Focus on Mental Health and Well Being/How the piece affected the audience/Audience reactions

-          Thought was given to not put pressure on the audience, but at the same time to encourage them to participate in different ways e.g. audience invited to switch on their camera’s, to share the perceptions, thoughts - verbally or through the chat.

-          Presenter used audience members names and showed interest and enthusiasm in all offers shared, which lead to the audience opening more.

-           It was acknowledged by the presenter that the performance was moving through history and was an exploration of the links between Covid and colonialism. The performance sparked thoughts and questions for the audience and the audience felt able to express the parts and aspects of the performance that resonated with them and their own views regards to the contrasting aspects of the characters and their morals in the performance.

-          Towards the end of the performance the audience were invited to share their own stories of what had been happening for them over the past 12 months. This allowed the audience to share their experiences and for the other audience members to hear the experiences of others – allowing for connectedness, challenging that sense of being alone with a situation as the audience recognised that other audience members had been going through struggles of their own too.

-          Audience members voiced how helpful this process was for them and acknowledged how naming their strength and the tools used to overcome difficulties was helpful.

-          Other audience members expressed how being listened too, beingaffirmed, and responded to via the improvisation theatre played back to them and by the comments made by other audience members was very catharsis and she would take this with her.

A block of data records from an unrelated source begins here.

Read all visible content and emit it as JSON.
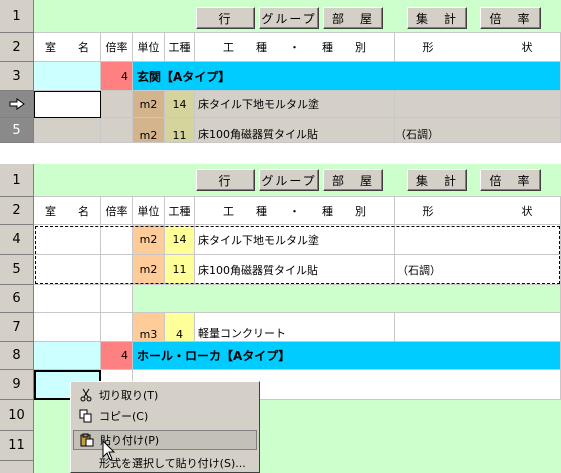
{
  "toolbar": {
    "row": "行",
    "group": "グループ",
    "room": "部　屋",
    "total": "集　計",
    "ratio": "倍　率"
  },
  "headers": {
    "room_name": "室　　名",
    "multiplier": "倍率",
    "unit": "単位",
    "work_type": "工種",
    "work_category": "工　　種　　・　　種　　別",
    "shape": "形　　　　　　　　状"
  },
  "top_grid": {
    "row_numbers": [
      "1",
      "2",
      "3",
      "",
      "5"
    ],
    "section_row": {
      "multiplier": "4",
      "title": "玄関【Aタイプ】"
    },
    "rows": [
      {
        "unit": "m2",
        "code": "14",
        "description": "床タイル下地モルタル塗",
        "shape": ""
      },
      {
        "unit": "m2",
        "code": "11",
        "description": "床100角磁器質タイル貼",
        "shape": "（石調）"
      }
    ]
  },
  "bottom_grid": {
    "row_numbers": [
      "1",
      "2",
      "4",
      "5",
      "6",
      "7",
      "8",
      "9",
      "10",
      "11"
    ],
    "rows": [
      {
        "unit": "m2",
        "code": "14",
        "description": "床タイル下地モルタル塗",
        "shape": ""
      },
      {
        "unit": "m2",
        "code": "11",
        "description": "床100角磁器質タイル貼",
        "shape": "（石調）"
      },
      {
        "unit": "m3",
        "code": "4",
        "description": "軽量コンクリート",
        "shape": ""
      }
    ],
    "section_row": {
      "multiplier": "4",
      "title": "ホール・ローカ【Aタイプ】"
    }
  },
  "context_menu": {
    "items": [
      {
        "label": "切り取り(T)",
        "icon": "scissors-icon"
      },
      {
        "label": "コピー(C)",
        "icon": "copy-icon"
      },
      {
        "label": "貼り付け(P)",
        "icon": "paste-icon"
      },
      {
        "label": "形式を選択して貼り付け(S)...",
        "icon": ""
      }
    ]
  },
  "colors": {
    "green_bg": "#ccffcc",
    "light_cyan": "#ccffff",
    "section_blue": "#00ccff",
    "salmon": "#ff8080",
    "unit_orange": "#ffcc99",
    "code_yellow": "#ffff99",
    "selected_gray": "#d4d0c8"
  }
}
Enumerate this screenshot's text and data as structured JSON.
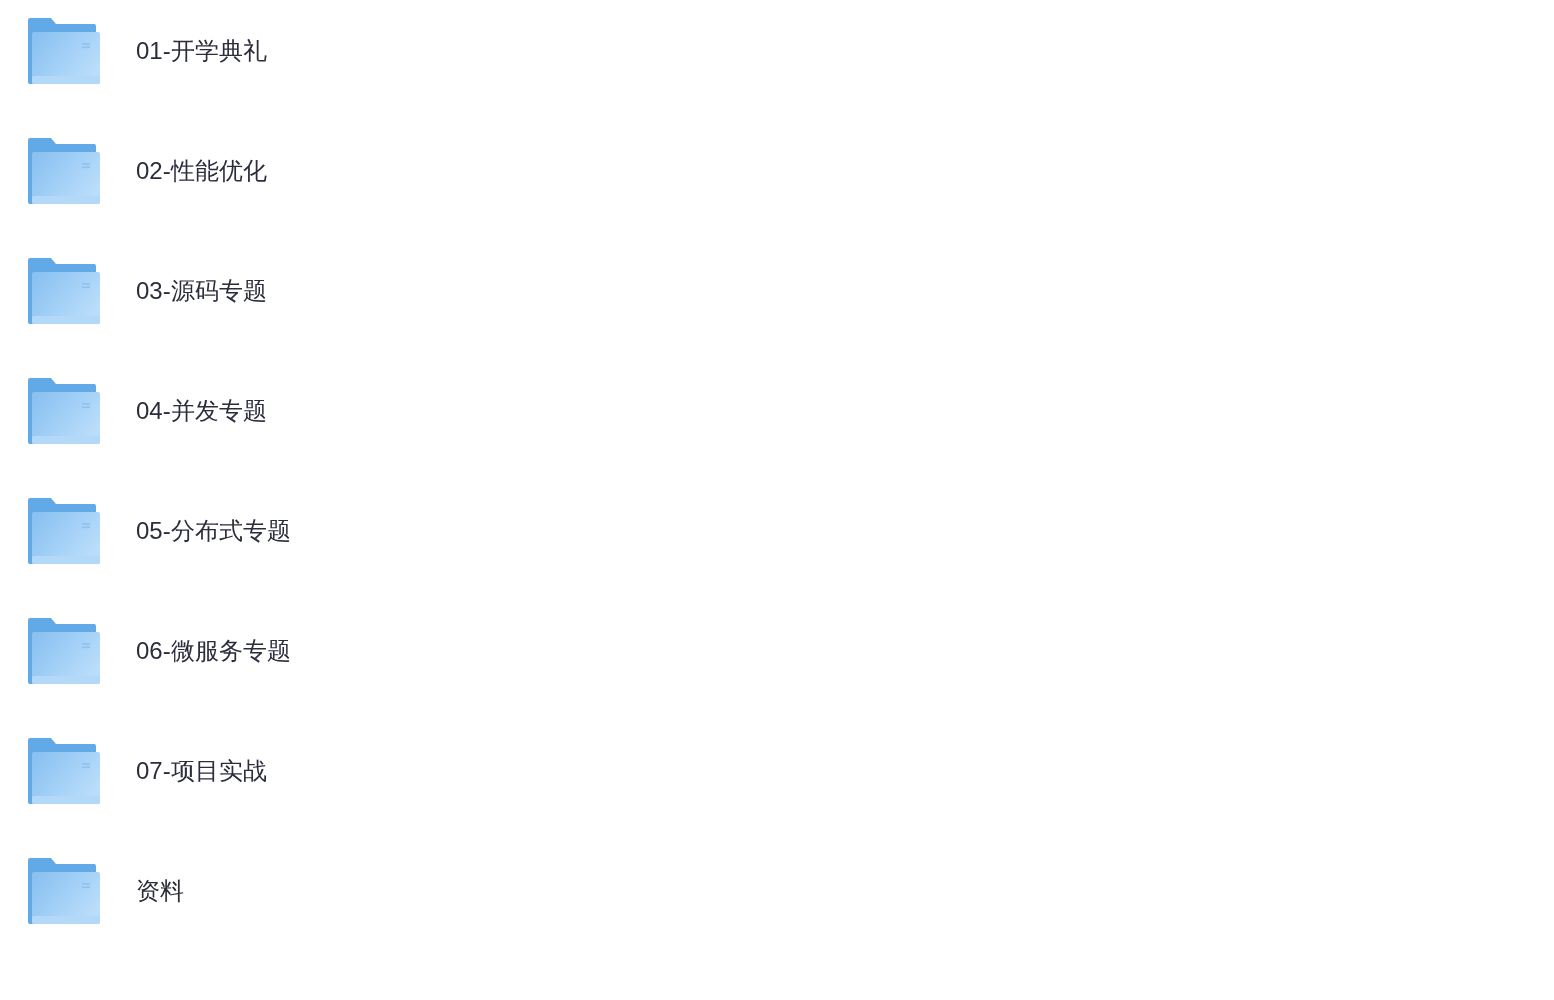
{
  "folders": [
    {
      "name": "01-开学典礼"
    },
    {
      "name": "02-性能优化"
    },
    {
      "name": "03-源码专题"
    },
    {
      "name": "04-并发专题"
    },
    {
      "name": "05-分布式专题"
    },
    {
      "name": "06-微服务专题"
    },
    {
      "name": "07-项目实战"
    },
    {
      "name": "资料"
    }
  ]
}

-          Other audience members talked about a group consciousness and how the performance and the audiences stories had talked about finding a strength within, dual feelings/experiences e.g. joy and sadness being experienced at the same time and them co existing rather than pushing either feeling away. It was acknowledged that they had shared some sort of group healing through their connectedness, even though it was vertical space (via zoom). It was acknowledged that one member of the Theatre company had done her aspect of the performance from another continent – Africa, Uganda.

-          The presenter and the actors later in the performance expressed their gratitude for audience members courage, openness, and honesty and how they were honoured that the audience had trusted them with these important aspects of their life. This made for a mutual connection and togetherness as the audience too shared their appreciation for the performance and the evening/atmosphere that had been created and delivered by Sheba Soul Ensemble.

-          The Improvisation singer used the phrase “me” in the song she created, which showed a real coming alongside the audience member who had shared their story, as if they were one.

-          One audience member was not wishing to verbally share her story initially, but instead wrote it in the chat. This was respected and honoured, and this led to the audience member becoming less anxious and taking risks to open and share more verbally.

-          An audience member who had written and published her own poems over the past 12 months as a way of managing her time and challenging the negative feelings that tried to creep in over the past 12 months; was given space to share some of her own poems and her poems were celebrated as part of the evening’s events.



The evening and performance was a great success and from my analysis I believe a great job was done insuring the nurturing and holding of the audience and creating a space where the focus was on mental health and wellbeing, without even naming it as that. The performance was excellently executed and delivered and lead to the audience freely sharing their own stories triggered by the thought-provoking art delivered. I have no critical analysis as I feel you met all your aims and objectives well and you were as a company, greatly received by your audience.